The former priced at 590 basis points over the Treasury money market benchmark, the latter at a spread of 460 basis points.

With this deal, TWIA has sponsored $1.1-billion in cat bonds outstanding, the fourth highest volume of capacity placed by a property and casualty insurer.

Alamo 2015-1 is exposed to ‘named storms’ in an area stretching across 14 coastal counties in Texas, in addition to a small area of Harris County, where Houston is located. The bulk of the coverage is residential.

Bond holders in the A notes start to see losses once the annual losses from qualified storms reach $2.6 billion, a threshold known as the attachment level. Their entire investment is wiped out at the ‘exhaustion level’ of $3.2 billion. The A tranche, then, covers 50% of this $600-million layer of coverage.  

B-note holders get hit when annual losses from qualified storms total $4 billion and lose everything at the $4.8-billion level. This also translates to 50% coverage for this layer.

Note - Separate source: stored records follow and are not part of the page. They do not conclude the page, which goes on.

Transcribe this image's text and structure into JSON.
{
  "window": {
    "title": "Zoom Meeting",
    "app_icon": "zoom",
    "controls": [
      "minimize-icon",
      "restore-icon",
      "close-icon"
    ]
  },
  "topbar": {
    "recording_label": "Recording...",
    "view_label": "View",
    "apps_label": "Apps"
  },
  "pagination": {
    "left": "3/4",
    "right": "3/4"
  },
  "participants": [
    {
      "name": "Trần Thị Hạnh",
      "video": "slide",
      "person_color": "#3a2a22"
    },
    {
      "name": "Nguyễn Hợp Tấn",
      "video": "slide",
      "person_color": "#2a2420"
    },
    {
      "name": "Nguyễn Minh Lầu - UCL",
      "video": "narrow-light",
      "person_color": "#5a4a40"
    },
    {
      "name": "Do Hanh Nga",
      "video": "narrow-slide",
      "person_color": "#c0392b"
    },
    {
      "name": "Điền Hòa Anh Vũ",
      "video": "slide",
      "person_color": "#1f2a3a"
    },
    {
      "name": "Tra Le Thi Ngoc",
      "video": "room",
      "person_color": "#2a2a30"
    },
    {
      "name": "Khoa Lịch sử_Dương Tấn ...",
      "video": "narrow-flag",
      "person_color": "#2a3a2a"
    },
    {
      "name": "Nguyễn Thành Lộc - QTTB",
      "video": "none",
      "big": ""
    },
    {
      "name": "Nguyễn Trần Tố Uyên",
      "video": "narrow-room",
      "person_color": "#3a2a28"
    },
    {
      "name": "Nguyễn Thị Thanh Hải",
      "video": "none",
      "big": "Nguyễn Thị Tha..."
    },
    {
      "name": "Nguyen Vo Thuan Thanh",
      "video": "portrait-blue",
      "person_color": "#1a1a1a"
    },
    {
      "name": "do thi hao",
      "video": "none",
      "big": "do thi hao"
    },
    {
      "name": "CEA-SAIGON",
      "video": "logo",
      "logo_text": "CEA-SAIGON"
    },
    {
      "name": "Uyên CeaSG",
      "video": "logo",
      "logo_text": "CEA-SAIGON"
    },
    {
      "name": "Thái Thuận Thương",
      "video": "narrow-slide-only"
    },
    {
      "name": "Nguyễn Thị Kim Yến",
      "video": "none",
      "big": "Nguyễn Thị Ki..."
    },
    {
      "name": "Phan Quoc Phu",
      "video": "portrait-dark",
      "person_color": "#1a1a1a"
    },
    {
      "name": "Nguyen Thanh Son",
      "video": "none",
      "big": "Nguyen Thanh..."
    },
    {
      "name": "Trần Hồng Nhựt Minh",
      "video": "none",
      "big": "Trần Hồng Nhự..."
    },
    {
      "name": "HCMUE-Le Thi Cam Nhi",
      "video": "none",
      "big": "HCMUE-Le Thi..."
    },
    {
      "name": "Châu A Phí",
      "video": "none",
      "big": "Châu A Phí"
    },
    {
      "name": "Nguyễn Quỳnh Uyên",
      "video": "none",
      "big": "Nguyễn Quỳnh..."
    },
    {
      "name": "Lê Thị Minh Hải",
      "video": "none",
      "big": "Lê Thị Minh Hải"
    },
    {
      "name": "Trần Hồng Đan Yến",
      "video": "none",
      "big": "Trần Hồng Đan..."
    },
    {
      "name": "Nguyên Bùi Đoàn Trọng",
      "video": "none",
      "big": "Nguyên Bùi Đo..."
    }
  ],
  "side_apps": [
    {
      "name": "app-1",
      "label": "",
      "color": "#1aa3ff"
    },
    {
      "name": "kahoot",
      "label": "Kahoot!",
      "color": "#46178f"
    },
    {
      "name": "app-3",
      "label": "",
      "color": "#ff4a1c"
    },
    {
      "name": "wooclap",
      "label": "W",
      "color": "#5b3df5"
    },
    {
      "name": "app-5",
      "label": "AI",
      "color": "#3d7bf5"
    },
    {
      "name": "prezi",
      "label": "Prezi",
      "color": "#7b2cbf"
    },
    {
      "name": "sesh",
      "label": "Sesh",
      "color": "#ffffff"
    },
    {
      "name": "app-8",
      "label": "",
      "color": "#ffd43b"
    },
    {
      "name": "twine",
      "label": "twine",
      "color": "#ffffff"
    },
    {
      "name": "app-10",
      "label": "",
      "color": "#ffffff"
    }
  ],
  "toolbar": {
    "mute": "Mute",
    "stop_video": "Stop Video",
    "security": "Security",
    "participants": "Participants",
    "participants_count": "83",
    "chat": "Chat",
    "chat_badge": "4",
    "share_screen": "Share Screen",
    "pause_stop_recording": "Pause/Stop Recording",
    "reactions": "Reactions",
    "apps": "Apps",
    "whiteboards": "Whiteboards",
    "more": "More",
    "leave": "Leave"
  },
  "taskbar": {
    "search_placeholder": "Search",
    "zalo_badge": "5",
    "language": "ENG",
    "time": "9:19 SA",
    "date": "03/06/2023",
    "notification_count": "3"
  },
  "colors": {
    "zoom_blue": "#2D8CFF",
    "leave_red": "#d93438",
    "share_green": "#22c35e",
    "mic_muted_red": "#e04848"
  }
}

The losses incurred from each named storm must reach $50 million to count towards aggregate total, according to Fitch Ratings.

The rating agency based the probability that total covered losses would reach the attachment level on modeling by AIR Worldwide.   

GC Securities served as sole structure and bookrunner on the deal.

Reinsurance company Hannover Ruck SE acts as the deal’s “transformer,” which basically means it sits between the sponsor and Alamo Re, passing along the premiums to the vehicle, which feed into the coupon payments for the bondholders.

Alamo’s maiden cat bond, for $400 million, came out nearly a year ago, having been upsized from $350 million initially.  

The TWIA was established in 1971 as insurance costs spiked following the devastation caused by Hurricane Celia in August, 1970.